While that definition refers to stocks, it’s just as applicable to almost all financial assets, including entire markets. That’s the reason it makes little sense to get too excited about the markets zooming to all-time highs or specific parts of the markets doing fabulously well. Similarly, it’s pointless to get panicky when the markets fall too sharply. However, the problem arises because investors do not understand the underlying idea and assume that the current trend will continue. Of course, in this belief, they are aided and abetted by those who stand to make money from them.


The lure of investing in whatever segment of the market is doing well at the moment is easy to pass off as research. Professionals (brokers, advisors, fund companies) as well as individual investors, can always justify investing in an industry by pointing out that it is doing better than others, the assumption being that it will continue to do better. If this excitement sustains long enough or strongly enough, then it becomes conventional wisdom – something ‘everyone’ knows. For sectors, this happened to tech stocks back in the heady days of 1999, and we all know how that ended. Around 2005-07, it happened to a set of industries that were loosely (forcibly?) defined as infrastructure. That ended up in just as big a blowup as tech in 2001.


Meanwhile, it also happens for segments of the market, like small-caps. Small-caps are especially prone to this phenomenon because the deviations from the mean are most severe. When they do better, they do much better. It’s easy to convince investors (or it’s easy for investors to convince themselves) that this means something when it doesn’t. When a sector or a segment sustains better-than-average performance for a noticeable amount of time, a bandwagon gets created around it. Fund companies launch funds or start pushing the ones that already exist. Investment advisors start talking about it, seeing a clear short-term win if the trend holds. For a while, the trend does hold. At this point, it looks sub-optimal to invest in a diversified way. The thing to understand is that this almost always happens. Since some sector or the other is always certain to be doing better than the average, having a diversified portfolio always looks like a foolish choice.

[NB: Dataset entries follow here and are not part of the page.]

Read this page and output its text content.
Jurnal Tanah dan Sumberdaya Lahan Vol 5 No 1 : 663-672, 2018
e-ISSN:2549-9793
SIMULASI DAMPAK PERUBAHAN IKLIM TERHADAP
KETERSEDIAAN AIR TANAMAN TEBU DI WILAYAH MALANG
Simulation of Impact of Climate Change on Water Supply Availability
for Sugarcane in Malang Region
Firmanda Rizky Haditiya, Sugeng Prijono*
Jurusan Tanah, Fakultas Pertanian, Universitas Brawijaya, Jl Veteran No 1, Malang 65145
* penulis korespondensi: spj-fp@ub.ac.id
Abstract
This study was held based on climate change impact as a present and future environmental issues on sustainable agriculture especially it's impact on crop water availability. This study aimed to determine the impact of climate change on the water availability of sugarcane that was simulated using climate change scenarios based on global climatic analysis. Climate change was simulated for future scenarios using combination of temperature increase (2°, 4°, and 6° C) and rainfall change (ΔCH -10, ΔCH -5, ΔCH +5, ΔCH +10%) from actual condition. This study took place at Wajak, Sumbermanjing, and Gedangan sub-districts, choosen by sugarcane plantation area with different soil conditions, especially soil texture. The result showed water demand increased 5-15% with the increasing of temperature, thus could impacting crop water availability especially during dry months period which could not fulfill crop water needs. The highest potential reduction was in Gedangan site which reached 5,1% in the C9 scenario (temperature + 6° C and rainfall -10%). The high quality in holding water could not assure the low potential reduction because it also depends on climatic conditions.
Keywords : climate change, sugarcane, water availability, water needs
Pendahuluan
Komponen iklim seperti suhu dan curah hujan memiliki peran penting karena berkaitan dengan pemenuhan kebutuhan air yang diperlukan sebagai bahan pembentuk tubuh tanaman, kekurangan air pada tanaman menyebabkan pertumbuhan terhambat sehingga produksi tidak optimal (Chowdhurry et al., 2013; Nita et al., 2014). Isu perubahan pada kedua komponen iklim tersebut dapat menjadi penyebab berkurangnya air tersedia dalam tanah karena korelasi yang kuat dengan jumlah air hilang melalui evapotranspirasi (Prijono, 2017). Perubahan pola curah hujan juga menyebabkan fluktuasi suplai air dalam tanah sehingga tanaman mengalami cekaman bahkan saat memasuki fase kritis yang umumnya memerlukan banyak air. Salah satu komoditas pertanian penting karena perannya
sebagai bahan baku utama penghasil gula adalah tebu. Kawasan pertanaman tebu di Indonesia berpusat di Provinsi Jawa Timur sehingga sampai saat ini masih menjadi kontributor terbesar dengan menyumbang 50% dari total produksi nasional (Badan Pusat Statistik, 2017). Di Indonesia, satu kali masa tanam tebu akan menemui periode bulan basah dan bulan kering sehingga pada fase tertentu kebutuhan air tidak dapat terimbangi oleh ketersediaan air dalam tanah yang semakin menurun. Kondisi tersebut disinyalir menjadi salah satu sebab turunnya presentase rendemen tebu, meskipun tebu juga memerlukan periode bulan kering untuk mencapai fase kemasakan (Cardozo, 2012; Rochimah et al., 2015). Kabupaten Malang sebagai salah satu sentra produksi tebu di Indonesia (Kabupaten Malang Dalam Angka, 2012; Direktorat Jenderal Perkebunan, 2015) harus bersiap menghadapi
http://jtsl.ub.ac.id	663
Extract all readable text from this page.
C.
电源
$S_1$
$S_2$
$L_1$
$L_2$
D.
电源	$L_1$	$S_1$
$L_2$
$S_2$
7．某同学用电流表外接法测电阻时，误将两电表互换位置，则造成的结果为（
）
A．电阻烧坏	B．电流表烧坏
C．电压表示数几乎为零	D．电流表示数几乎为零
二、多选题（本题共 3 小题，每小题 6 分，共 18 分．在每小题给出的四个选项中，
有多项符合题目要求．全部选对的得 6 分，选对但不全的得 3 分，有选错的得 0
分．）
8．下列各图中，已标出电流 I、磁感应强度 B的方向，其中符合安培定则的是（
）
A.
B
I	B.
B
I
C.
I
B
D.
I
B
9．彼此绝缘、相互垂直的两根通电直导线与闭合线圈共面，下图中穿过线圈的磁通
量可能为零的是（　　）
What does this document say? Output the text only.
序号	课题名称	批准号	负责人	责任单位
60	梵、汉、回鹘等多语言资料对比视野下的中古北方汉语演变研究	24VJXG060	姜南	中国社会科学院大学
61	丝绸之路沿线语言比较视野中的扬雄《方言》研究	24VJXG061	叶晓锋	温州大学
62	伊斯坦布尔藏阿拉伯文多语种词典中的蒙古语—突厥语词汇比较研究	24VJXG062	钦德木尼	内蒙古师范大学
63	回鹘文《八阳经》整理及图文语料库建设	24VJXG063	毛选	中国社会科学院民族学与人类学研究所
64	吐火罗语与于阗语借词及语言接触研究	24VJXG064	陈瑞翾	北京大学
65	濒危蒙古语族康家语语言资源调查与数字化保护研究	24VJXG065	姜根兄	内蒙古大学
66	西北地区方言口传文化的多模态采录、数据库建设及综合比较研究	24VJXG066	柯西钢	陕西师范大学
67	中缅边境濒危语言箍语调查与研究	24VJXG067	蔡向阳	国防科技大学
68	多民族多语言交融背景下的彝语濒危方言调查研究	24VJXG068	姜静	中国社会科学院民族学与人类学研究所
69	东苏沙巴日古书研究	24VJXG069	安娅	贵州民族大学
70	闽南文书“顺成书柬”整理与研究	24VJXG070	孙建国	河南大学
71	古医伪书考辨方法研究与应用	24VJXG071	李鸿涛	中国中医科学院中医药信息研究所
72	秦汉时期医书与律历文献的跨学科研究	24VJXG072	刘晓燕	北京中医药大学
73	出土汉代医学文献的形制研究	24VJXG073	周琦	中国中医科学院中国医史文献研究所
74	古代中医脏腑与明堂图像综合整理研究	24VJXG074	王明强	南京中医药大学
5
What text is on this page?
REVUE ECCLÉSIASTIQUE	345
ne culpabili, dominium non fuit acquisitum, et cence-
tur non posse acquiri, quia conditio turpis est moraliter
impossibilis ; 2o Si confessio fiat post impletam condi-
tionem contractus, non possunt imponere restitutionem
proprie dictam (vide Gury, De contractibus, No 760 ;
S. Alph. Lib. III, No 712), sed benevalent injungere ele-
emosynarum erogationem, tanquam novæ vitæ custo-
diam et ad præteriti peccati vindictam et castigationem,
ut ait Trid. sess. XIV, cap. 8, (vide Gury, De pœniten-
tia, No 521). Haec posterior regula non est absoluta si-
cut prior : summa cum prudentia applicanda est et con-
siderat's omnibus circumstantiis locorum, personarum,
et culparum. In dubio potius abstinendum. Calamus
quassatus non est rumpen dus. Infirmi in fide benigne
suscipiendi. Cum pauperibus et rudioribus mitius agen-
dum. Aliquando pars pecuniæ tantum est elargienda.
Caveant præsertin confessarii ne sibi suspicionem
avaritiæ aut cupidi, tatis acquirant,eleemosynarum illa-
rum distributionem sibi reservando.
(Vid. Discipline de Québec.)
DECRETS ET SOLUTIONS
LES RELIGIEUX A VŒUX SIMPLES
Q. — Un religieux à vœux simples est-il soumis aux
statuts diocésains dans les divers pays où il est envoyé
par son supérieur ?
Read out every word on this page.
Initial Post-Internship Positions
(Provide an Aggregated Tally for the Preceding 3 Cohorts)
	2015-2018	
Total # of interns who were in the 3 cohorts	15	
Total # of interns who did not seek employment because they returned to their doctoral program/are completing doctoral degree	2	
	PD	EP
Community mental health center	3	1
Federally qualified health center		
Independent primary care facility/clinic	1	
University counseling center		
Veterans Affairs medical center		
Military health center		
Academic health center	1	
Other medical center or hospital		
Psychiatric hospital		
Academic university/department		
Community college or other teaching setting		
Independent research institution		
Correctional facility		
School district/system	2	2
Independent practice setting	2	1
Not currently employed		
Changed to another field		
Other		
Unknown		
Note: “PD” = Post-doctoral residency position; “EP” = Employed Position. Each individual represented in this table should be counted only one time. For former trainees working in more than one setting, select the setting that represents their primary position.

And then, as the investment analyst Bob Dylan explains, the averages assert themselves, and the segment starts performing below average, and the returns revert to the mean. Those who join the party late are left with a negative outcome. The reversion to mean often results in the formerly best segment falling to the absolute bottom and creating losses even when the rest of the market is booming. And so it goes on, year after year, decade after decade.


The right option is to keep investing steadily, in a diversified manner, preferably through SIPs. It’s not complicated, but avoiding the hype takes effort.